As was the case with plenty of firms that had been heading for chapter, together with JCPenney and Hertz, Ascena accepted a profitable retention bonus plan for its prime staff in mid-June. CEO Gary Muto and interim board chairman Carrie Teffner acquired bonuses of $1.1 million every, whereas Chief Monetary Officer Dan Lamadrid acquired simply over $600,000.
Bankruptcies have gotten commonplace
The coronavirus disaster has wreaked havoc on clothes retailers and division retailer chains. Nonessential companies had been closed for weeks at a time. Job losses spiked, and tens of millions extra folks working from dwelling haven’t wanted to purchase gown garments.
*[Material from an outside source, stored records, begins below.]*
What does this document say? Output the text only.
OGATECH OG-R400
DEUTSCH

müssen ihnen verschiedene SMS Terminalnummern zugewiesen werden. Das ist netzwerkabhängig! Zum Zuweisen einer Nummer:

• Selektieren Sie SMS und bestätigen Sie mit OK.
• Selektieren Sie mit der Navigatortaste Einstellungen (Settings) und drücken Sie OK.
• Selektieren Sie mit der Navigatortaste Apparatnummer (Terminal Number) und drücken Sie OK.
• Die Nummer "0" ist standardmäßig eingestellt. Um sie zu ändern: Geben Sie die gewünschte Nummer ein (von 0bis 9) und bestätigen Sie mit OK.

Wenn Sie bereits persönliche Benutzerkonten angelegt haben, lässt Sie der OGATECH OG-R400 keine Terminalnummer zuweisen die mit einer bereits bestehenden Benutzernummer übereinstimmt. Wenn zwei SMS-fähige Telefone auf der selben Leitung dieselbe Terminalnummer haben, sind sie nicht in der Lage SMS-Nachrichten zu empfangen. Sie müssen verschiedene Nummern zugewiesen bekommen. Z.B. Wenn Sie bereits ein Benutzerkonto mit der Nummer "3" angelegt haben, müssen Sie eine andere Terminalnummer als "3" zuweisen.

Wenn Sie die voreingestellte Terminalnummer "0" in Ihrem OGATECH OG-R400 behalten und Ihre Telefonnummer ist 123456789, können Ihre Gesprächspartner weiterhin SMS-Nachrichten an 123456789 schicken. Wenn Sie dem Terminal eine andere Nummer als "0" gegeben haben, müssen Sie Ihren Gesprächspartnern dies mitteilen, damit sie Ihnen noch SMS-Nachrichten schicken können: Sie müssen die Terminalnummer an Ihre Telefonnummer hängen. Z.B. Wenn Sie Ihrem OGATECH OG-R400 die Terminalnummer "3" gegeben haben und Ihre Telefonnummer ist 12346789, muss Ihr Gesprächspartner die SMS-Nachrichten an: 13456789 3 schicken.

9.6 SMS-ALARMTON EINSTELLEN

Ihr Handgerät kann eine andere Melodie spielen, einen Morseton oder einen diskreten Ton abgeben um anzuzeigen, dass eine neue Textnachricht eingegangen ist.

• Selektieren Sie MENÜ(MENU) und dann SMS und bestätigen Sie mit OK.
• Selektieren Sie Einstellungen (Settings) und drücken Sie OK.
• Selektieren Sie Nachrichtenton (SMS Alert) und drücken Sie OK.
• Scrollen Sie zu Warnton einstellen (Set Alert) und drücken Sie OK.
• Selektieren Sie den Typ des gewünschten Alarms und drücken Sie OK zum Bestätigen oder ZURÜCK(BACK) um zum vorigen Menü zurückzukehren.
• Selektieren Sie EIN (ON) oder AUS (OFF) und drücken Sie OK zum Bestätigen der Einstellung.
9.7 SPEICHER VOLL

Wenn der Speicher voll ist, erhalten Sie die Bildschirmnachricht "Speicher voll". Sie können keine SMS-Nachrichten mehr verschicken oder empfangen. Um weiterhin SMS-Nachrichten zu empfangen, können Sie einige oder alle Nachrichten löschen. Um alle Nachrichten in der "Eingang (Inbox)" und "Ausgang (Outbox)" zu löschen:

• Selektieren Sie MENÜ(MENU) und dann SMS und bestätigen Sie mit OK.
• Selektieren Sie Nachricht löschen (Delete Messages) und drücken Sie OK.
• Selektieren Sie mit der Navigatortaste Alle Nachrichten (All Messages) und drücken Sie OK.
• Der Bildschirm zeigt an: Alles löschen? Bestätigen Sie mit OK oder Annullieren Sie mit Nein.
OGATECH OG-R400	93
The chapter follows Brooks Brothers, the 200-year-old menswear retailer that clothed 40 of the nation’s 45 presidents. A string of different nationwide retailers have additionally filed for chapter beginning with clothes retailer J.Crew on Could 4. That was adopted briefly order by division retailer operators Neiman Marcus and JCPenney. One other clothes retailer, Tailor-made Manufacturers, proprietor of Males’s Wearhouse and Jos. A. Banks, has warned it could possibly be pressured to file for chapter.
A chapter submitting doesn’t imply an organization will probably be pressured out of enterprise. Many firms have used the method to shed debt and different monetary obligations, minimize prices, and gone on to publish document earnings. That features automaker Common Motors and most of the nation’s airways.
However many firms which have filed for chapter with the intention of staying in enterprise haven’t survived the method. That’s what occurred to Toys “R” Us in 2018, and extra just lately to furnishings retailer Pier 1, which filed for chapter in February earlier than the Covid-19 pandemic hit retailing in the US. It supposed to remain in enterprise, however introduced plans in Could to completely shut all its shops.
All the main retailers which have toppled out of business had been having issues earlier than the well being disaster.